Ich mag Friedhöfe. Ich glaube, davon habe ich bereits geschrieben. Dort findet man immer etwas, worüber man nachdenken kann. Man geht still vor sich hin, betrachtet die Gräber und begreift, dass hinter diesen immer wieder gleichen Steinen und Kreuzen ganze Schicksale stehen. Ganz verschiedene, unverwechselbare… Freuden, Nöte, Hoffnungen, Enttäuschungen, Liebe und Hass… Wer waren diese Menschen? Wie haben sie gelebt? Wie starben sie? Gut, oder schlecht? Wovon träumten sie?.. Gott allein weiß es.

Aber am meisten mag ich die Friedhöfe auf den Dörfern. Und diese besonders im Frühjahr. In unmittelbarer Nähe des Todes wird neues Leben geboren. Die Natur erwacht und singt, die Sonne wärmt, die Vögel zwitschern. Und genau in solchen Augenblicken merkt man, dass es diesen Tod eigentlich gar nicht gibt. Es öffnet sich einfach eine Tür, und der Mensch tritt hindurch. Wohin? Und was wird nun aus ihm? Gott allein weiß es.

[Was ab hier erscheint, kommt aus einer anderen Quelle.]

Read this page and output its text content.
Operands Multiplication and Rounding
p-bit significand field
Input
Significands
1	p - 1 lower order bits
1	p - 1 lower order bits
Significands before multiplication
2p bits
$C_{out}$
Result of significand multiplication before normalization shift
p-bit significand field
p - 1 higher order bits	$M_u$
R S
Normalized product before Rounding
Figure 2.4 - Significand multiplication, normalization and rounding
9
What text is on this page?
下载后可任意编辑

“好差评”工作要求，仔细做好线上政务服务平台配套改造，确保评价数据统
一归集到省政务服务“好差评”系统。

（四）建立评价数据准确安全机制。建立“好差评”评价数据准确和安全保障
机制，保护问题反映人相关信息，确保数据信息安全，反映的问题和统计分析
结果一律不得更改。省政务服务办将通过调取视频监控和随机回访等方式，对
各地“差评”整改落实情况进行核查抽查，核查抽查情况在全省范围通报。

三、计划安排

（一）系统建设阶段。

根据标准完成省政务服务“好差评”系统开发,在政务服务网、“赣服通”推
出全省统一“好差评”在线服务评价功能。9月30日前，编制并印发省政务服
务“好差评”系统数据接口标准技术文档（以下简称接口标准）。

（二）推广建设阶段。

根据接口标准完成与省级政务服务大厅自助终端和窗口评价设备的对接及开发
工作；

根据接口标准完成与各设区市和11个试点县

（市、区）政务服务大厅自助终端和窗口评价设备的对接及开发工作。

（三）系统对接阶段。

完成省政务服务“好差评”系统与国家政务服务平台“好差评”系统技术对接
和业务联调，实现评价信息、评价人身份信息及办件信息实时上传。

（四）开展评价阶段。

In diesem Jahr jedenfalls zog es mich auf unserem Dorf wieder dort hin.

An einem kleinen Grab hockte eine Alte. Wer von den ihren war wohl dort – ihr Mann, ihr Sohn? Sie saß eine Weile da, bekreuzigte sich und ging fort. An einem anderen Grab waren ein junger Mann und eine junge Frau emsig bei der Arbeit. Sie rupfte Gras, er strich die Umzäunung des Grabmals. Dabei unterhielten sie sich lebhaft und auf so ganz und gar nicht einem Friedhof entsprechende Art miteinander. Als ich mich bereits auf den Rückweg machte, waren auch sie am Aufbrechen. Die Frau putzte noch einmal die Fotografie am Grabstein. Ihr Begleiter aber stellte genauso sorgsam aus irgendeinem Grund ein Glas Wodka daneben.

An diesem Tag fiel mir zufälligerweise ein Grab auf. Nicht, weil es verworfen und ungepflegt war – solche gibt es dort viele. Sondern weil das schief gewordene, rostige Kreuz, das man in die Erde gesteckt hatte, ganz offensichtlich von der Marke »Eigenbau« und aus irgendwelchen Rohren zusammengeschweißt war. Und das war es auch schon – keine Einfassung, keinerlei Blumen. Nur ein überwucherter, längst vergessener Grabhügel. Selbst vor dem Hintergrund der anderen vergessenen Gräber machte dieses einen besonders verwaisten Eindruck. Als ob es nie jemand wirklich gewollt hatte…

Den ganzen Abend über hatte ich diesen traurigen Grabhügel vor meinem inneren Auge. Als ich die Nachbarin erblickte, die schon ganz alte Tante Mascha, fragte ich sie danach.

„Das, weitab vom Schuss, mit den Rohren? Das ist doch Serjoschka, die Missgestalt“, antwortete sie. „Der Unglücksrabe…“

Sie seufzte und sann nach, schien sich dabei an etwas zu erinnern…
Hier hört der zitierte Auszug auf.